FAZ • Wednesday, 8 Jan 2025 - 14:58 WIB

JAKARTA — Menteri Koordinator Bidang Infrastruktur dan Pembangunan Kewilayahan (Menko IPK), Agus Harimurti Yudhoyono (AHY), menggelar rapat koordinasi bersama para menteri dan wakil menteri teknis untuk membahas pembangunan infrastruktur 2025. AHY menegaskan pentingnya pembangunan infrastruktur yang berdampak langsung pada sektor pertumbuhan ekonomi dan kesejahteraan masyarakat.  

"Kami ingin pembangunan infrastruktur bisa semakin berdampak, tepat sasaran untuk berkontribusi signifikan pada pertumbuhan ekonomi sekaligus kesejahteraan masyarakat," ujar AHY usai memimpin rapat di Kantor Kemenko IPK, Jakarta Pusat, pada Rabu (8/1/25).

Rapat ini juga menjadi momentum untuk mengevaluasi kinerja kementerian menjelang 100 hari pertama pemerintahan Presiden Prabowo Subianto pada 21 Januari 2025. AHY menyebutkan bahwa infrastruktur dasar yang memengaruhi kehidupan masyarakat menjadi salah satu prioritas utama.  

"Kami ingin memastikan bahwa pembangunan infrastruktur, terutama yang berkaitan langsung dengan kebutuhan dasar masyarakat, mendapat perhatian dan prioritas dalam perencanaan ke depan," tambahnya.  

Dalam pertemuan tersebut, hadir sejumlah menteri dan wakil menteri, termasuk Menteri Transmigrasi Iftitah Sulaiman, Wakil Menteri Perumahan dan Kawasan Permukiman (PKP) Fahri Hamzah, Menteri Pekerjaan Umum (PU) Dody Hanggodo, dan Menteri Perhubungan Dudy Purwagandhi.

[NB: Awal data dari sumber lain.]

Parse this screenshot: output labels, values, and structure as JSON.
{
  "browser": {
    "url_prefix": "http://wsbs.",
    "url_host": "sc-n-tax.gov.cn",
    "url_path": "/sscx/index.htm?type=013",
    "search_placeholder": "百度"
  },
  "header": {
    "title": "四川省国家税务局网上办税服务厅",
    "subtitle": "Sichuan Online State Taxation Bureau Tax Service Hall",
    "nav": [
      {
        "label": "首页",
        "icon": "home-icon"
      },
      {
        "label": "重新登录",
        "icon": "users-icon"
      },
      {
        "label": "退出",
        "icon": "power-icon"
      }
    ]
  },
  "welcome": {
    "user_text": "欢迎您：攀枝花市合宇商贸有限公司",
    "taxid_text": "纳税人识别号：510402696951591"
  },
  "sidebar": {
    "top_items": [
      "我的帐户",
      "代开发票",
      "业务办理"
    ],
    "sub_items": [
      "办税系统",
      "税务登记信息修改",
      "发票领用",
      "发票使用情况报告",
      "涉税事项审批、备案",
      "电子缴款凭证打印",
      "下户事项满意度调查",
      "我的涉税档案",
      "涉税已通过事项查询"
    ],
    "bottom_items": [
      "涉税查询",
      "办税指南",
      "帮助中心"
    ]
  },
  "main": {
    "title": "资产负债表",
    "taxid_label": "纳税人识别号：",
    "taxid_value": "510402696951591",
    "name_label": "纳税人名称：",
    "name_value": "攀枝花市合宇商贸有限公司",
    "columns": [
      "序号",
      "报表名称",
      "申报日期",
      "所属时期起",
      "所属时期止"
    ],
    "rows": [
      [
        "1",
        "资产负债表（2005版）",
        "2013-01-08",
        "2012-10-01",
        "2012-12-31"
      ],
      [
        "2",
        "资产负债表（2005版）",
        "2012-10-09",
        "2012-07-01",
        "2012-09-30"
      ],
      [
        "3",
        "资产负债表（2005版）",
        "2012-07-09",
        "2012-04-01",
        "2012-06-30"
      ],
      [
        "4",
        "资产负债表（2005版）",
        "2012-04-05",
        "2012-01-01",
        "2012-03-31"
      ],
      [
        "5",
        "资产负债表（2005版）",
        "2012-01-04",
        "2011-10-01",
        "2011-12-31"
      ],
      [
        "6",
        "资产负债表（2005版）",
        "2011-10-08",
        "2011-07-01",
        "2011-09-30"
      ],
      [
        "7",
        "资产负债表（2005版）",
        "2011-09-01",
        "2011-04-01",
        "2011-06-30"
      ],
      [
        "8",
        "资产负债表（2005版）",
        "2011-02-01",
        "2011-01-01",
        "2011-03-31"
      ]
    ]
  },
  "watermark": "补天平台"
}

Turut hadir pula Wakil Menteri PU Diana Kusumastuti dan Menteri ATR/Kepala BPN Nusron Wahid.  

Selain itu, AHY berharap hasil rapat ini dapat memperkuat koordinasi antarkementerian dalam menjalankan program pembangunan yang berdampak nyata bagi masyarakat. Pembangunan infrastruktur, menurutnya, bukan sekadar proyek fisik, tetapi juga instrumen untuk menciptakan pemerataan kesejahteraan dan mendukung kemajuan ekonomi Indonesia.  

"Sinergi antarinstansi menjadi kunci agar pembangunan ini benar-benar memberikan manfaat maksimal bagi rakyat Indonesia," pungkasnya.